Spatiotemporal analysis of synthetic data

This notebook gives some examples of spatiotemporal analysis that we can conduct using eggplant’s framework. To demonstrate this we generate some synthetic data and then analyze it. In large it encompasses four main steps:

Generation of time series data using a dynamical system based on ODEs
Generation of spatial synthetic data based on time series data
Transfer of data to a common reference
Estimation of system parameters from transferred data

Import libraries

[1]:

import numpy as np
import matplotlib.pyplot as plt
from matplotlib import rcParams
from scipy.integrate import odeint
from PIL import Image


import anndata as ad
import pandas as pd
import sys
import os.path as osp


import eggplant as eg

from eggplant import ode

[16]:

SAVE_MODE = False

1. Generation of time series data using a dynamical system based on ODEs

Configure figure settings

[3]:

rcParams["figure.facecolor"] = "none"
rcParams["axes.facecolor"] = "none"

set random seed, for reproducibility

[4]:

np.random.seed(27)

Define model parameters, according to: \begin{equation} \begin{bmatrix} r_{11} & r_{12}\\ r_{21} & r_{22} \end{bmatrix} \end{equation}

[5]:

n_regions = 2
rs = np.array([[0.2,0.8],[0.1,-0.3]])
rs

[5]:

array([[ 0.2,  0.8],
       [ 0.1, -0.3]])

set initial values \(\boldsymbol{x}(0) = (x_1(0),x_2(0)) = (5000,100)\)

[6]:

x0 = np.array([5000,100])

Define model dynamics, according to: :nbsphinx-math:`begin{equation}: begin{array}{l} frac{dc_{1}}{dt} = (r_{11}-r_{12})c_1 + r_{21}c_2\[4pt]
frac{dc_{2}}{dt} = (r_{22}-r_{21})c_2 + r_{12}c_1\: end{array} label{eq:dynamics}

end{equation}` and propagate in time, i.e., solving the system over the time points \(\mathcal{T} = \{t : t \in [0,1000], t \textrm{ mod } 5 = 0\}\).

[7]:

ode_fun = ode.make_ode_fun(n_regions = 2)
time = np.linspace(0,5,1000)
soln = odeint(ode_fun,x0,time,args = (rs,))

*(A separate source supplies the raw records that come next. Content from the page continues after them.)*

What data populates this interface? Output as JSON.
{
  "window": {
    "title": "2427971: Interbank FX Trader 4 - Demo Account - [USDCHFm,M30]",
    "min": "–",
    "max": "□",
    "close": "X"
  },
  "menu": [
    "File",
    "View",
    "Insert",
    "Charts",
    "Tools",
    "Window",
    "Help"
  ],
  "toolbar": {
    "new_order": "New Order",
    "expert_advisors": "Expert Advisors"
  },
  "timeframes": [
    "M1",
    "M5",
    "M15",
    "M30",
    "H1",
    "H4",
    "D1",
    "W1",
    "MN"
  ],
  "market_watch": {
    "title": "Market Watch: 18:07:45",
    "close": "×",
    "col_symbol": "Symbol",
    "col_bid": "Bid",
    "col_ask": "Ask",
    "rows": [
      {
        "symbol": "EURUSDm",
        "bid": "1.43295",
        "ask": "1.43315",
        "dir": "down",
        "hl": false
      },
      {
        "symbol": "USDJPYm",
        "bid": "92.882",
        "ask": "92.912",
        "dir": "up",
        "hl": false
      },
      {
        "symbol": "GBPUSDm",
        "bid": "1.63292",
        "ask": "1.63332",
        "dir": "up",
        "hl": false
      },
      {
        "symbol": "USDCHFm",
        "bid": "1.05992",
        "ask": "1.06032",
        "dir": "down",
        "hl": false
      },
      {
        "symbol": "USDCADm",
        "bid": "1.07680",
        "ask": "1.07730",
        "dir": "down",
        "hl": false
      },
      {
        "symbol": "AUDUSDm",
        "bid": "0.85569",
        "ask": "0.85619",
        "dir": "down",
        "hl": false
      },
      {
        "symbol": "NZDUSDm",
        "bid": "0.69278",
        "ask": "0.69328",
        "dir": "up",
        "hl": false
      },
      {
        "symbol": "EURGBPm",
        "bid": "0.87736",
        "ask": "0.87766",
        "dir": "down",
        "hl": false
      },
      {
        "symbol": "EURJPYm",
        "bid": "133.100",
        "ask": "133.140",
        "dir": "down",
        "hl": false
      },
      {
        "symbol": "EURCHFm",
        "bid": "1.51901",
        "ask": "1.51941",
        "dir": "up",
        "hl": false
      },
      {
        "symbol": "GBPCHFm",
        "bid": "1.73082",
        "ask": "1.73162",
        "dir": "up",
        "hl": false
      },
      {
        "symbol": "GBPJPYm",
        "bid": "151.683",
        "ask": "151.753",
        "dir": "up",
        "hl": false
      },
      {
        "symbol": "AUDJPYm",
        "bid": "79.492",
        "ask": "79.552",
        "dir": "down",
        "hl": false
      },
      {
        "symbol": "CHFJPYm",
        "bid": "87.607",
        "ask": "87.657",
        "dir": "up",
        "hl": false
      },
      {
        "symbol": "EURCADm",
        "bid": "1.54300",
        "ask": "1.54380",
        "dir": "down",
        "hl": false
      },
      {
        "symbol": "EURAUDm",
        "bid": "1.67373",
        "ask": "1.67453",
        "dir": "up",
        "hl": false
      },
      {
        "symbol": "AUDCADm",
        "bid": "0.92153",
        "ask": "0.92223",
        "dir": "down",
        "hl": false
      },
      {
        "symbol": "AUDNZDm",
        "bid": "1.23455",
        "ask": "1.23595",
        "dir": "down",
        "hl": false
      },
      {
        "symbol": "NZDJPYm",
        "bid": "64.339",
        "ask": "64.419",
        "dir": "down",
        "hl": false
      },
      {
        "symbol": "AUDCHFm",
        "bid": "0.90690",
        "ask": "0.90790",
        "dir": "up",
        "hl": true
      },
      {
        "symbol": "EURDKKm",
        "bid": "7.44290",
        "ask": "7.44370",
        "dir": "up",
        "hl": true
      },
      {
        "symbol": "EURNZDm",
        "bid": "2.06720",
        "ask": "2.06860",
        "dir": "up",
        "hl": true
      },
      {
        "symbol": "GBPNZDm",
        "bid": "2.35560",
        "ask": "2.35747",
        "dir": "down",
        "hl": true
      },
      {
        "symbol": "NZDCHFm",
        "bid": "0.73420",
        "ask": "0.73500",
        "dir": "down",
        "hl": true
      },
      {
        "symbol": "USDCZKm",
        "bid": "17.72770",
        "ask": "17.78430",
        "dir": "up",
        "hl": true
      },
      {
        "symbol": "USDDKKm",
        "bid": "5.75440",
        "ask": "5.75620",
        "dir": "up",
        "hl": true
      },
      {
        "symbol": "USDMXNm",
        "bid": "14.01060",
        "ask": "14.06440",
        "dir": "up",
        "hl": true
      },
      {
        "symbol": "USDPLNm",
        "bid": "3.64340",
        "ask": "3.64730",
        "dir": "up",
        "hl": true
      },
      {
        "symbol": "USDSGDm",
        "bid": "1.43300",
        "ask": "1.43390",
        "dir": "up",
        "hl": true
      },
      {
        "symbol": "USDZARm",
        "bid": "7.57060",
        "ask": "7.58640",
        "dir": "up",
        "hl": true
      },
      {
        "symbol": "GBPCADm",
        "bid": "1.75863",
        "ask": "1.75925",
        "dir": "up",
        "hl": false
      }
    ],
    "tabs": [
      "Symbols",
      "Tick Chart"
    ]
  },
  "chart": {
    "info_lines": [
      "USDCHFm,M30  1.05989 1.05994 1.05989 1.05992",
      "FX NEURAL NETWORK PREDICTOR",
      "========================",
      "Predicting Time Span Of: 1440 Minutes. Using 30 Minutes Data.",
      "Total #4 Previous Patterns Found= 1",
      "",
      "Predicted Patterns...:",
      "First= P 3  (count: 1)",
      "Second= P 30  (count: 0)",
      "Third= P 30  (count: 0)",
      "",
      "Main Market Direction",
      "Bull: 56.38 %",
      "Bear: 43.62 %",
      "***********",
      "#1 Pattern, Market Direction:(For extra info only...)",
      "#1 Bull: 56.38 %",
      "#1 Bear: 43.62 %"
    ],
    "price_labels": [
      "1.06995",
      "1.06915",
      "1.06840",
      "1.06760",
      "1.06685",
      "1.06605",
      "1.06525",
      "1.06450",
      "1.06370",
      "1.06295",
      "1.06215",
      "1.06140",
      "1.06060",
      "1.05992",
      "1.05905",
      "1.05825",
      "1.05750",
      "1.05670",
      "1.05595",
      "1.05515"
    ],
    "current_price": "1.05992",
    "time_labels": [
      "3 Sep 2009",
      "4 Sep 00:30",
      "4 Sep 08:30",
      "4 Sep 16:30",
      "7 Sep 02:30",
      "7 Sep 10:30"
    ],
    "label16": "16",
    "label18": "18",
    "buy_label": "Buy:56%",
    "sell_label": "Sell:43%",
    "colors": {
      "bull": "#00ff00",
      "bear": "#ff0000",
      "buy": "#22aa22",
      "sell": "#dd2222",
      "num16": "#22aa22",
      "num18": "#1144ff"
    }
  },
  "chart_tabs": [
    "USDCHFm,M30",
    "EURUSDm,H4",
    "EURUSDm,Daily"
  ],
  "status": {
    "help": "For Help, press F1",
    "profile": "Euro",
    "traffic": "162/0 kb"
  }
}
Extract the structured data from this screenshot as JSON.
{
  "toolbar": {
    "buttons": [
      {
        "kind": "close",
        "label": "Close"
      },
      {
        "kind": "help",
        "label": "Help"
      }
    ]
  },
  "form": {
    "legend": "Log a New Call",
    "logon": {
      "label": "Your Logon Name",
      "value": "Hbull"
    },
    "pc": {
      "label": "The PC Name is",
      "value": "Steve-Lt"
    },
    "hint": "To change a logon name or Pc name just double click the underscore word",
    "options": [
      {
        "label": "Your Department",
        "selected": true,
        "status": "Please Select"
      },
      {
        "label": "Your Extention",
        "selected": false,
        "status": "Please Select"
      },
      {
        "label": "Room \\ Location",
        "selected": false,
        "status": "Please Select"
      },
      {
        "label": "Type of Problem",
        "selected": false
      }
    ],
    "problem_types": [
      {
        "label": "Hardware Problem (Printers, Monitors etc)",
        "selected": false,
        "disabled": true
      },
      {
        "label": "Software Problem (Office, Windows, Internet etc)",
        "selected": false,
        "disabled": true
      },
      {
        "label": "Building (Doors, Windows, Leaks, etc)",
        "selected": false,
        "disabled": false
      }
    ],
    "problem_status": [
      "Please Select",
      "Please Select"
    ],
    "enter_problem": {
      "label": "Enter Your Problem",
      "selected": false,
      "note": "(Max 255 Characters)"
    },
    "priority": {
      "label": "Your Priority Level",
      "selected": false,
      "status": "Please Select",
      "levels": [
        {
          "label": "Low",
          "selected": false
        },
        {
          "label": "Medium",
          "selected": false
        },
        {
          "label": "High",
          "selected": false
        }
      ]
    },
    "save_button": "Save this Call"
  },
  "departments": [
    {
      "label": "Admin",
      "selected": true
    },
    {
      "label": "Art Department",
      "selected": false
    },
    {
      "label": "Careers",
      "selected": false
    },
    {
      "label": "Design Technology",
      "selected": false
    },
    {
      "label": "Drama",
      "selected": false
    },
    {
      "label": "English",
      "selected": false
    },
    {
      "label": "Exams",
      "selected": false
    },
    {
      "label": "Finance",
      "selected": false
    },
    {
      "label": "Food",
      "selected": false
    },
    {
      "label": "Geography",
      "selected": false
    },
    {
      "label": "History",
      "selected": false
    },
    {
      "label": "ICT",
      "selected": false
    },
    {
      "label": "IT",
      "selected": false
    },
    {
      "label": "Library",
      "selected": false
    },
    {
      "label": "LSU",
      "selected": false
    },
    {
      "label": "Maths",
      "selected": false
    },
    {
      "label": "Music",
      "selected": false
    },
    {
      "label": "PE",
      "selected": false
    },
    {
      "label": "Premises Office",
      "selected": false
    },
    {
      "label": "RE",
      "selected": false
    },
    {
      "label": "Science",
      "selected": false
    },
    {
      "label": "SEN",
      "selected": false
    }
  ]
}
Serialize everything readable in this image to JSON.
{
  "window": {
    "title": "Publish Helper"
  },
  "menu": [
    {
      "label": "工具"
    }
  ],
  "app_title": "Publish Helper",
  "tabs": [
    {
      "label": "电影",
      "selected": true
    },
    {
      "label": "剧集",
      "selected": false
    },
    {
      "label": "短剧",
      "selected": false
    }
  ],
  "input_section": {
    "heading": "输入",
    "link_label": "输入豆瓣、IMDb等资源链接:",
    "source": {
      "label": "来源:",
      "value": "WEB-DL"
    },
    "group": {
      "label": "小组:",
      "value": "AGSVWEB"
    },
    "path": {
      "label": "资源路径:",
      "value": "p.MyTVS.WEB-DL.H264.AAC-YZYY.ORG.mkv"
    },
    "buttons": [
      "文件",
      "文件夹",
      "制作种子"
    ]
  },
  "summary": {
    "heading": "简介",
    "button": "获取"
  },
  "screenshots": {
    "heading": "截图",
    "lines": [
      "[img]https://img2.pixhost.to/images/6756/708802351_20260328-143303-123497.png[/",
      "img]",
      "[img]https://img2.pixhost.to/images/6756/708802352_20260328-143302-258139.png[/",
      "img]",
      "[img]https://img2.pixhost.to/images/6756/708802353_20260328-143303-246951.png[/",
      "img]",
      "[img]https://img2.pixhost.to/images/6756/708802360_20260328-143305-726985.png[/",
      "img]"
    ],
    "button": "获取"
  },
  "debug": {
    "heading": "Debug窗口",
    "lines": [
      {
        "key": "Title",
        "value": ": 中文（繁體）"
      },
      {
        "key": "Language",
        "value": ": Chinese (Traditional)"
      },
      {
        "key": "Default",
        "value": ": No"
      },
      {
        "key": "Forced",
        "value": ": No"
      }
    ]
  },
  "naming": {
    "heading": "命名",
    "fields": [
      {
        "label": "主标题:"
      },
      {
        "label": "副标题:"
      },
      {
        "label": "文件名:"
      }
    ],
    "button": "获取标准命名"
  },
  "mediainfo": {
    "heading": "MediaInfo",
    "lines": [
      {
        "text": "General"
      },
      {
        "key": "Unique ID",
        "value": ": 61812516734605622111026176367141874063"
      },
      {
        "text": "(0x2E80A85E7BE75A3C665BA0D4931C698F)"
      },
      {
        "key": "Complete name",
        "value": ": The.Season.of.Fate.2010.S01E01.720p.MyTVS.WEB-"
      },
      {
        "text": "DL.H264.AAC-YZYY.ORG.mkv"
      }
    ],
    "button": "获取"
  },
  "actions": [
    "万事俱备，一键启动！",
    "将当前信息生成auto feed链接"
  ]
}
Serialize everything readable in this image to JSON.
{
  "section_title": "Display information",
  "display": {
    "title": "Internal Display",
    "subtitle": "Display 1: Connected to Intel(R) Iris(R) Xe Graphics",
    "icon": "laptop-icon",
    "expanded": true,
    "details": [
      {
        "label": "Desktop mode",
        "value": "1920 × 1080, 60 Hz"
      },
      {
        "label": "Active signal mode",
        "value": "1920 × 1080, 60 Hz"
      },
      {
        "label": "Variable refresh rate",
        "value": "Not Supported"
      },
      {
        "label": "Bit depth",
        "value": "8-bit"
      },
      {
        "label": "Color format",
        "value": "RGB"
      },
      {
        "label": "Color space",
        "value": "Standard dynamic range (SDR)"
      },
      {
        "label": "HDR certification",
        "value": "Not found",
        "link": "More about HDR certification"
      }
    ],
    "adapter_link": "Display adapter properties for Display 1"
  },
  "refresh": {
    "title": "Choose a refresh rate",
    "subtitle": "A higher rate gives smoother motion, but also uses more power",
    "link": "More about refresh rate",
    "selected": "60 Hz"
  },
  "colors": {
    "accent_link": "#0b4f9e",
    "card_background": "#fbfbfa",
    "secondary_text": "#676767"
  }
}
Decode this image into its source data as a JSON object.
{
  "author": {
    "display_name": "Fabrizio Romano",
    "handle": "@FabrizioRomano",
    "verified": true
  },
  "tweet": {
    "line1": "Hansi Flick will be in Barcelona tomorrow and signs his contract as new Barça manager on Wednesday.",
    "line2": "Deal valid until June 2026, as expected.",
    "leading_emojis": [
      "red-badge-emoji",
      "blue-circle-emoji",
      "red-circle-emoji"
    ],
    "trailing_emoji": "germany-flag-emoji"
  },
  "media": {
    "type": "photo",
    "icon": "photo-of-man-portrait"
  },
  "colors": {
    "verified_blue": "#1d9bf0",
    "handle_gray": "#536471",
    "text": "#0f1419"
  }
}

Visualize system over time

[8]:

plt.plot(time,
         soln[:,0],
         label = "Compartment 1",
        )
plt.plot(time,
         soln[:,1],
         label = "Compartment 2",
        )

plt.ylabel("Expression value")
plt.xlabel("Time")
plt.legend()
plt.show()

../_images/notebooks_spatiotemporal_16_0.png

Check that the ODE solver works when presented with full data; this is more a check of the solver implementation than anything else.

[9]:

odeS = ode.ODE_solver(time,
                      soln,
                      x0,
                      ode_fun,
                      )

prms = odeS.optim(np.zeros(n_regions*n_regions))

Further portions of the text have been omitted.